In terms of reproduction, the Jadeborn spontaneously generate from Jade deposits. While they can't yet get the souls of their unborn to pop into jade when they want it, they can accelerate the growth and birth of Jadeborn by "feeding" them things like essence tokens or hearthstones from demesnes and manses.
 
What kind of powers would you give to the adamant-born or the Jade-born versus the stone-born? Charms or some other capability?

The basic idea would be that Mountain Folk cannot ever raise their Enlightenment. They're stuck with what they had when they were made. Now, the Adamantborn are Enlightenment 5, every last one. It also takes a master Adamantborn craftsgolem something like a century to carve a new Adamantborn from a single giant adamant, and that's with all their craft-enabling powers. Adamantborn basically operated on a similar tier to Alchemicals (but were, ironically enough, even more expensive to make).

That's why they were seriously worrying to the Exalted. They were operating in the "low-end Celestial" space, though not with a combat focus.

Anyway, Jade can support an Enlightenment of up to 4, and stone can support it up to 2.

Then you just allocate them Charms so their falling Enlightenment locks out all their best crafting Charms.
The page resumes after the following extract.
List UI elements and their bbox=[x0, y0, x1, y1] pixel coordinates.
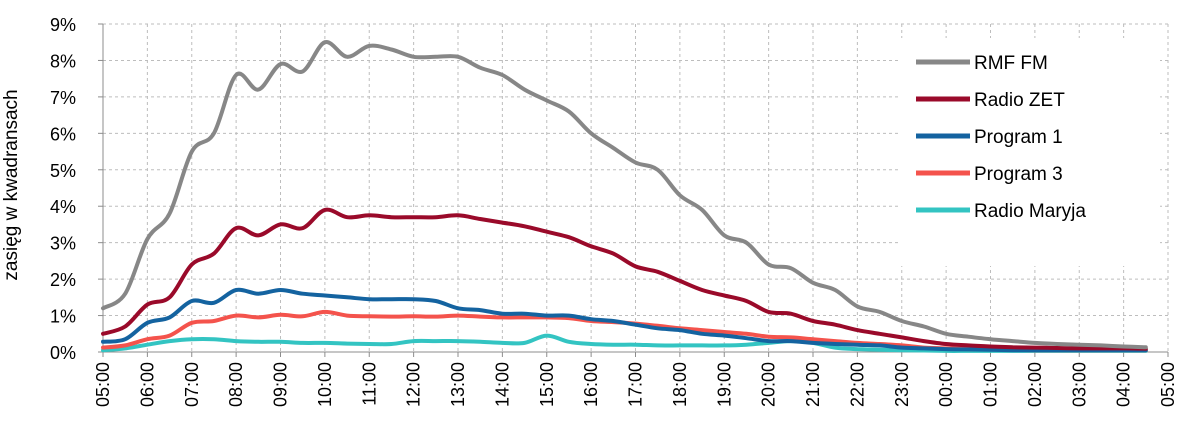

You put all the really, really good stuff at Enlightenment 5. Then there's still some good things in the 3-4 range, and then by the time you get down to 2 they're a pale mockery of what they once were.

And since they can't ever raise their Enlightenment, they're fucked if they're made imperfect.

(pity the crudely pieced together Enlightenment 0 Stoneborn who can't even perceive essence and has less room for spiritual growth than a mortal human)
 
If I wanted to use the Mountain Folk in my games and wasn't satisfied by canon, I would probably draw upon @Crumplepunch's 2e rewrite, which sadly appears not to be collected in one place. It's a labor of love and Artisans carving themselves into fantastic shapes akin to Hindu demons for power and simple vanity is just pretty great.